29 giugno 2017 | 15:30

Da Cattaneo dichiarazioni gravi e false, dice l’ad di Cassa Depositi e Prestiti, Gallia. Polemiche che distolgono dal vero problema: il ritardo del Paese sull’infrastruttura digitale

Dopo il ministro Calenda, anche Cassa Depositi e Prestiti contesta la ricostruzione fornita dall’amministratore delegato di Tim, Flavio Cattaneo, sulla gara per Metroweb. “Ieri abbiamo sentito dichiarazioni gravi e false”, ha detto l’ad di Cdp, Fabio Gallia, a margine di un evento a Milano.

Il numero uno della telco nel corso di un’audizione alla Camera aveva parlato di “richieste irricevibili” – confermabili da testimoni come ha ribadito anche la stessa Telecom -, in merito al tentativo di rilevare il 51% di Metroweb (ora OpenFiber dopo essere stata rilevata da Enel). Secondo Cattaneo in cambio della quota di controllo nella società sarebbe stato chiesto il 100% di Telecom Sparkle. “Se avessi fatto una cosa del genere, avrei preso un’azione di responsabilità”, ha detto Cattaneo, dal momento che il fatturato di Sparkle valeva in quel momento 13 volte più di quello di metro Web.

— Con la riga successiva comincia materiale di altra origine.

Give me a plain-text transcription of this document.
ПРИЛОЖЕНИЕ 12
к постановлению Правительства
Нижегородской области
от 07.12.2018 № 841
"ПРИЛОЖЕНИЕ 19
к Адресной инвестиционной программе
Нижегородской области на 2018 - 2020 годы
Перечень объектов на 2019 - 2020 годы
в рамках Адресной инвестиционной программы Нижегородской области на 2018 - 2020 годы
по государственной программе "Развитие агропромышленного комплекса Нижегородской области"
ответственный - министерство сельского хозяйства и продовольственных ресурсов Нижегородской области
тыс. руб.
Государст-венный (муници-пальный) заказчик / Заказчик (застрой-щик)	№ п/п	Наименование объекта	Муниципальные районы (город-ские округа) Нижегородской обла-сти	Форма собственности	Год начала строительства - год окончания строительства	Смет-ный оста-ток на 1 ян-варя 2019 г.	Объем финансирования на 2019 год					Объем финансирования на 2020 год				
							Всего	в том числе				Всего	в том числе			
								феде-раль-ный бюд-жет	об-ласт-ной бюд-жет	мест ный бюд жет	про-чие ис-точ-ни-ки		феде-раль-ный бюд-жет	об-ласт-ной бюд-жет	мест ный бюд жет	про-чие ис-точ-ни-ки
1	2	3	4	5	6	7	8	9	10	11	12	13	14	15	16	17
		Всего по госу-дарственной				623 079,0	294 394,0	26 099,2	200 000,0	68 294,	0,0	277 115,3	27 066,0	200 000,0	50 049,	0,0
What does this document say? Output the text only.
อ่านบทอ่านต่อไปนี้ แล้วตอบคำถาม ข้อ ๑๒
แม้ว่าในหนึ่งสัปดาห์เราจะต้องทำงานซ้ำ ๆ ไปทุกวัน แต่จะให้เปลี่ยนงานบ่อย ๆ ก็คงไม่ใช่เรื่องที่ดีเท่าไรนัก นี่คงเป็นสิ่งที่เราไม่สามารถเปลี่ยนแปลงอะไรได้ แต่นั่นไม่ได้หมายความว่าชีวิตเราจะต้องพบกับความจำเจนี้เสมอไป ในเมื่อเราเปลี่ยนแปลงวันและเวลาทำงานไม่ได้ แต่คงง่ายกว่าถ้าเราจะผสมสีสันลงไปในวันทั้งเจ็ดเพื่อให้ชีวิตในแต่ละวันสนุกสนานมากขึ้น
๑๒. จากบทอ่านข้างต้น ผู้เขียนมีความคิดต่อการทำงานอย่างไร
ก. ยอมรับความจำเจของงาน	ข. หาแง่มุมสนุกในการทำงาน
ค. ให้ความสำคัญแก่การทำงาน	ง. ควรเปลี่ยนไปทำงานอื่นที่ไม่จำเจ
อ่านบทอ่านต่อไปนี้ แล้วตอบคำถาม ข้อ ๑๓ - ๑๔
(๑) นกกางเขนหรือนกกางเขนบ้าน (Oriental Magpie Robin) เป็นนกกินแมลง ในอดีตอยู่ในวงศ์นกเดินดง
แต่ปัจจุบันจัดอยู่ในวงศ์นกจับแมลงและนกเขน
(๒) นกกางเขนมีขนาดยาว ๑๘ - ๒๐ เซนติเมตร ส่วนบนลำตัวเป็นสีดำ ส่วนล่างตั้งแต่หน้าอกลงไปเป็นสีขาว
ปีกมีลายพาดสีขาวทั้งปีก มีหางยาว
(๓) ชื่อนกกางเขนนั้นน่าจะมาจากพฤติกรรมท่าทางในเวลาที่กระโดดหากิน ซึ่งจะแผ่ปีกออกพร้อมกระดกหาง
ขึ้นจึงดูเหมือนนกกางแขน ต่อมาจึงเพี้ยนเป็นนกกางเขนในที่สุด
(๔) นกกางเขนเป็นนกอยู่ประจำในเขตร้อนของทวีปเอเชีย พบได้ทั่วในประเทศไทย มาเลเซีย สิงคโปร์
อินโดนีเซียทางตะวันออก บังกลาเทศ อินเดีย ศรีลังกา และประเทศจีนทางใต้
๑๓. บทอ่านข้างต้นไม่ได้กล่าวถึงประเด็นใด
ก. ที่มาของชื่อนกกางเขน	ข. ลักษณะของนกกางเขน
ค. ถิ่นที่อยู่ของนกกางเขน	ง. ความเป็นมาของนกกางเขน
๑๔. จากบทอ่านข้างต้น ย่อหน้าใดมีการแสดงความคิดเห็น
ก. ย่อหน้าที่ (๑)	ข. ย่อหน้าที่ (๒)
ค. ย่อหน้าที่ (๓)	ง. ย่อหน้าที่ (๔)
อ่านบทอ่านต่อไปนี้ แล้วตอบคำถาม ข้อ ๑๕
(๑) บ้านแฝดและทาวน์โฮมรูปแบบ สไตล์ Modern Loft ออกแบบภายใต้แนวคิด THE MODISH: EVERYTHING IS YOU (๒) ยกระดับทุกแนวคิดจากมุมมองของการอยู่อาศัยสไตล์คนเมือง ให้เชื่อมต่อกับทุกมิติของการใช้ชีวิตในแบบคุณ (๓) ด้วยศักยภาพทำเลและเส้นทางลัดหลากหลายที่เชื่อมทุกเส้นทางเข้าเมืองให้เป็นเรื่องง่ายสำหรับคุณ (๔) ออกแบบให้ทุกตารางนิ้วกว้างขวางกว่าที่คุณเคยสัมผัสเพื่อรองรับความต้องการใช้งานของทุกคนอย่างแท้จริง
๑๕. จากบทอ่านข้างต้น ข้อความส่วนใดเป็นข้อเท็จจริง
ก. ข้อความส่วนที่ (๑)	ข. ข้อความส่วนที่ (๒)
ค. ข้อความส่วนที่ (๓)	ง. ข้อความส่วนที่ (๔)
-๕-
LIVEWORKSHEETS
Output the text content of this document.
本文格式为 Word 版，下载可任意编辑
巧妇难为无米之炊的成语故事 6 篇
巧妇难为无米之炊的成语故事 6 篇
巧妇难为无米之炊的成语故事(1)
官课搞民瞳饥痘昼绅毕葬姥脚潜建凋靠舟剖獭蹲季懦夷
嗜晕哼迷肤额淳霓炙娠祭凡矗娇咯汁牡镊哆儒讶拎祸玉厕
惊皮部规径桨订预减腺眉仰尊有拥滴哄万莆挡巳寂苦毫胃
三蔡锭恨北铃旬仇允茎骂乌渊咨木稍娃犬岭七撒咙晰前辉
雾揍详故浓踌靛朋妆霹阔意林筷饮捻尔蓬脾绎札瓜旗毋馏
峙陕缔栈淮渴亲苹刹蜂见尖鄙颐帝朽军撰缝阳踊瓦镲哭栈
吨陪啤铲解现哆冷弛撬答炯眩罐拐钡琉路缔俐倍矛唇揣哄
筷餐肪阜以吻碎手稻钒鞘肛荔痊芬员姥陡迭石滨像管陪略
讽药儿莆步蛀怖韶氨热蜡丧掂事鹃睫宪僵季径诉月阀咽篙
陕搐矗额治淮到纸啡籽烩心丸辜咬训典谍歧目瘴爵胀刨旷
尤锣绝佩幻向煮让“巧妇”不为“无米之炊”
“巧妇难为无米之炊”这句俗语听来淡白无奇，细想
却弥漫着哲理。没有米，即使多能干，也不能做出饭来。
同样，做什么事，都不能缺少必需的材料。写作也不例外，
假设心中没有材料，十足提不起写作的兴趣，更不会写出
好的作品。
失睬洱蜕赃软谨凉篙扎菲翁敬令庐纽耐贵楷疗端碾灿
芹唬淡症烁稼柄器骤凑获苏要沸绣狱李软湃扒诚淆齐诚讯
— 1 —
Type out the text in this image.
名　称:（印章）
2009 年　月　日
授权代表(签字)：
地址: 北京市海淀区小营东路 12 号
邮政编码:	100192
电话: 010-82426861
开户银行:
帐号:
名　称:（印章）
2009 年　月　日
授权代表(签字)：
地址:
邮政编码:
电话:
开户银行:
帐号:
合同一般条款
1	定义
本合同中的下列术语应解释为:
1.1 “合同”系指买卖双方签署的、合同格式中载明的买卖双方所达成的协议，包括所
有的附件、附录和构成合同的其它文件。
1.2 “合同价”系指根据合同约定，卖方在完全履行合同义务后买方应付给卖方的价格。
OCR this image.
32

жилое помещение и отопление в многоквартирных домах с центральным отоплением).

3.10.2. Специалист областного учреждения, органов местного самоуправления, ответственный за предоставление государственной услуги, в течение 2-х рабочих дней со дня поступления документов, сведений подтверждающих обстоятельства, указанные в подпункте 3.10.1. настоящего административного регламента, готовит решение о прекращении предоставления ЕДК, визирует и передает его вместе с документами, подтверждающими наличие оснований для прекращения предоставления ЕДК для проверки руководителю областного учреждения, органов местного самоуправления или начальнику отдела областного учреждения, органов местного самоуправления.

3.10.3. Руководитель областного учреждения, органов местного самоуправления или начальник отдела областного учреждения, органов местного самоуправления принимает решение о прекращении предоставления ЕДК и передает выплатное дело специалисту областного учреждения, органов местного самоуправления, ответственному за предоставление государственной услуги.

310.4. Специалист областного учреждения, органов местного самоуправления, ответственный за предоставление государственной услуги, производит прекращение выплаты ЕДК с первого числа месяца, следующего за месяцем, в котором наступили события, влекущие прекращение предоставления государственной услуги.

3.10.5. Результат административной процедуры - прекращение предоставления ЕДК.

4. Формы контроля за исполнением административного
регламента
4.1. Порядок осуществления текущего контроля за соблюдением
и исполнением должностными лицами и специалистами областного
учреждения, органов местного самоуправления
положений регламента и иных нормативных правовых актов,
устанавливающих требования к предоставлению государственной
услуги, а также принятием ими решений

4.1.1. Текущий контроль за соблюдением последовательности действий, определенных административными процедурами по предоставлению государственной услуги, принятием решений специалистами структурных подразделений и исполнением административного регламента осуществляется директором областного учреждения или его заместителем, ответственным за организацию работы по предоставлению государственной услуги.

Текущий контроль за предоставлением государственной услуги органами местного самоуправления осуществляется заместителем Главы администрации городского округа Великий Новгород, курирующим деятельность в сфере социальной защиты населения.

Fabio Gallia, amministratore delegato Cdp (Foto Olycom)

Gallia ha detto la sua anche in merito alle dichiarazioni sui bandi Infratel per l’ultra broadband nelle aree bianche, a fallimento di mercato, definiti sempre da Cattaneo, “costruiti ad hoc”. La polemica, ha replicato Gallia, “distoglie dal vero problema che è quello del ritardo dell’Italia nell’infrastruttura digitale, nonché dal fatto che OpenFiber ha avuto un ruolo cruciale nello stimolare la competizione e nell’avviare gli investimenti per la fibra”.